Robert H. Eckel, MD, FAHA, FACC, FNLA, outlines common cardiovascular risks in prostate cancer patients on androgen deprivation therapy (ADT). Dr. Eckel launches his talk by explaining the most common non-prostate cancer cause of death in men with metastatic prostate cancer is cardiovascular disease (CVD).

Dr. Eckel points out the potential molecular connections between CVD and prostate cancer. He illustrates tissue-specific effects in terms of adverse cardiovascular consequences of various ADTs.

Dr. Eckel displays data on adjusted hazard ratios of cardiovascular events in prostate cancer patients with and without ADT exposure and points out ADT increases risk of heart failure in men without preexisting CVD. He points out chemotherapy and immunotherapy are also associated with increased CVD risk and shares a science advisory on ADT and CVD risk, outlining factors to examine such as obesity, serum lipids, insulin sensitivity, blood pressure, waist-hip ratio, and C-reactive protein.

Dr. Eckel explains there is no formalized approach for identification or stratification of cardiovascular risk or tools to reduce risk. He describes a multidisciplinary panel tasked with considering the challenges in managing cardiovascular risk in men with prostate cancer on ADT.

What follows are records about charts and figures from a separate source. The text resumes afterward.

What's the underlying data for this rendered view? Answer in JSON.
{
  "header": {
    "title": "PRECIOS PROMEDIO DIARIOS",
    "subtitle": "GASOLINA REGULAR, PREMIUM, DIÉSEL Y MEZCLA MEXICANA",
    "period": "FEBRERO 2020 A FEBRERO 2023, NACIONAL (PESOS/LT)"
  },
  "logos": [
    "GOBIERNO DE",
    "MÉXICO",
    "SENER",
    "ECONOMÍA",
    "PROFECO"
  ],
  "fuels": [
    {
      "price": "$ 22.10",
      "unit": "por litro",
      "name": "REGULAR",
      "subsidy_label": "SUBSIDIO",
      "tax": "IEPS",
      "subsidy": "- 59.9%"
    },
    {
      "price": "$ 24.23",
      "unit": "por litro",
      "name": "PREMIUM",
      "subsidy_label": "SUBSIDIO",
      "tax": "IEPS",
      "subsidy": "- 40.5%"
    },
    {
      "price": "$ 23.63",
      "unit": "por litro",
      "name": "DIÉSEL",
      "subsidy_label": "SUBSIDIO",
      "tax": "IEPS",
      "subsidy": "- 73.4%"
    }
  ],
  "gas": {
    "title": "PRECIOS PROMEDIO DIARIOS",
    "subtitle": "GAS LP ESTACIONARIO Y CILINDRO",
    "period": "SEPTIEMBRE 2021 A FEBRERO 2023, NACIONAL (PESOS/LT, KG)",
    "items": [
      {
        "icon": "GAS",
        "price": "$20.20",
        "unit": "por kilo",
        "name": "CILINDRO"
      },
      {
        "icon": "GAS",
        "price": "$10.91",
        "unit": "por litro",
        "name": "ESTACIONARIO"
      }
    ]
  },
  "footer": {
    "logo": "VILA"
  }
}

Dr. Eckel summarizes the panel’s recommendation of an assessment tool that identifies CVD risks for men with prostate cancer, which can be exacerbated by treatment. He explains that urologic oncology providers comfortable managing CVD risk factors are empowered to do so and highlights the importance of communication and the “village” of providers (e.g. cardiologists, PCPs, etc.) who may be involved in comprehensive care. He emphasizes these risks are not static and reassessment and follow-up must be ongoing.